Good weather and state farm subsidies have helped push Bulgaria's 2004 wheat crop up to a better-than-expected 3.8 million tonnes, one million of which should go to exports, a senior official said on Tuesday.
"The wheat harvest is almost complete and preliminary figures show we have a crop of 3.7 million - 3.8 million tonnes," Deputy Agriculture Minister Boiko Boev told Reuters.
"I expect wheat exports to reach over 1.0 million tonnes."
The poor Balkan state, which suffered from grain shortages in 2003 due to drought and reduced sowings, also expects its barley harvest to beat forecasts, with a yield of 1.15 million tonnes, Boev said.
At the start of the season, the agriculture ministry forecast a wheat crop of 3.2 million tonnes, and said some 800,000 tonnes might be sold on world markets.
Ample rain and a quality seed supply has boosted yields to a 10-year high of 3.9 tonnes per hectare for wheat, he said.
More than 50 percent of the total wheat harvest, which is now 98 percent complete, will go for human consumption.
Around 125,000 tonnes of wheat have been exported so far this season from the country's two major Black Sea ports of Varna and Burgas, mainly to Spain, Portugal, Greece and Italy, according to regional agriculture and port officials.
Another 51,400 tonnes of wheat, destined for Spain, were currently being loaded on three ships, port officials said.
"Some 35,400 tonnes of wheat are now being loaded on a ship bound for Spain, and a ship with 7,500 tonnes on board is waiting to sail to the same destination," a Varna port spokesman said.
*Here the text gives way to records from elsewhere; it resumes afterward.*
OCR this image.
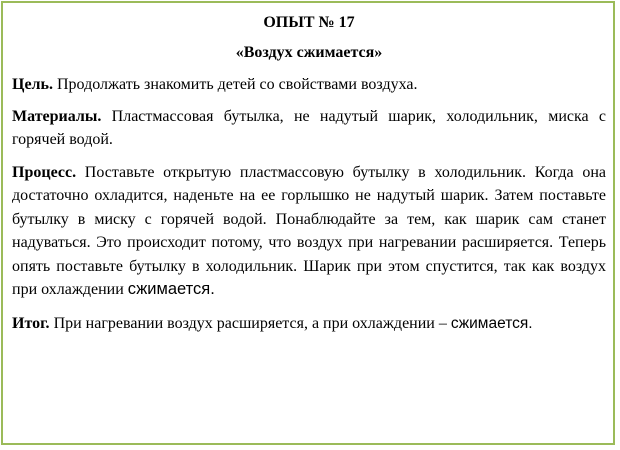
ОПЫТ № 17

«Воздух сжимается»

Цель. Продолжать знакомить детей со свойствами воздуха.

Материалы. Пластмассовая бутылка, не надутый шарик, холодильник, миска с горячей водой.

Процесс. Поставьте открытую пластмассовую бутылку в холодильник. Когда она достаточно охладится, наденьте на ее горлышко не надутый шарик. Затем поставьте бутылку в миску с горячей водой. Понаблюдайте за тем, как шарик сам станет надуваться. Это происходит потому, что воздух при нагревании расширяется. Теперь опять поставьте бутылку в холодильник. Шарик при этом спустится, так как воздух при охлаждении сжимается.

Итог. При нагревании воздух расширяется, а при охлаждении – сжимается.
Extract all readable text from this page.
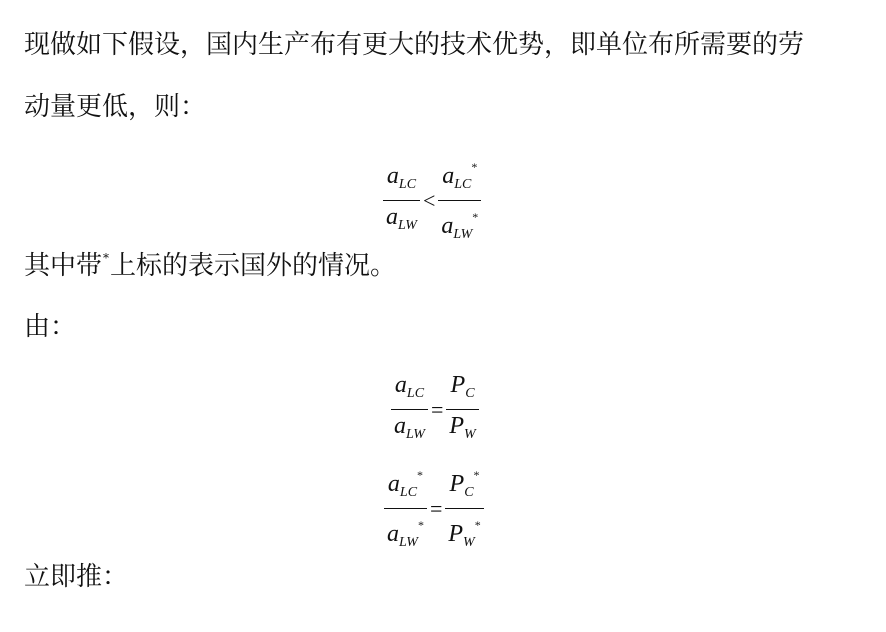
现做如下假设，国内生产布有更大的技术优势，即单位布所需要的劳
动量更低，则：
$\frac{a_{LC}}{a_{LW}} < \frac{a_{LC}^*}{a_{LW}^*}$
其中带*上标的表示国外的情况。
由：
$\frac{a_{LC}}{a_{LW}} = \frac{P_C}{P_W}$
$\frac{a_{LC}^*}{a_{LW}^*} = \frac{P_C^*}{P_W^*}$
立即推：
A Burgas port official said a ship carrying some 8,500 tonnes would leave in the next couple of days.
Another, loaded with 10,000 tonnes of wheat, left for Spain yesterday and was not included in the 51,400 figure.
Bulgaria had also exported some 90,000 tonnes of the 2004 barley crop, mainly to Italy, Greece, Turkey and the Middle East, port officials said.
One ship carrying 8,000 tonnes of barley was ready to sail to Turkey and another with 3,000 tonnes was destined for Greece from Varna, the port spokesman said.
The EU aspirant country exhausted its annual 275,000 tonne quota to sell wheat into the EU at a zero tariff in mid-July.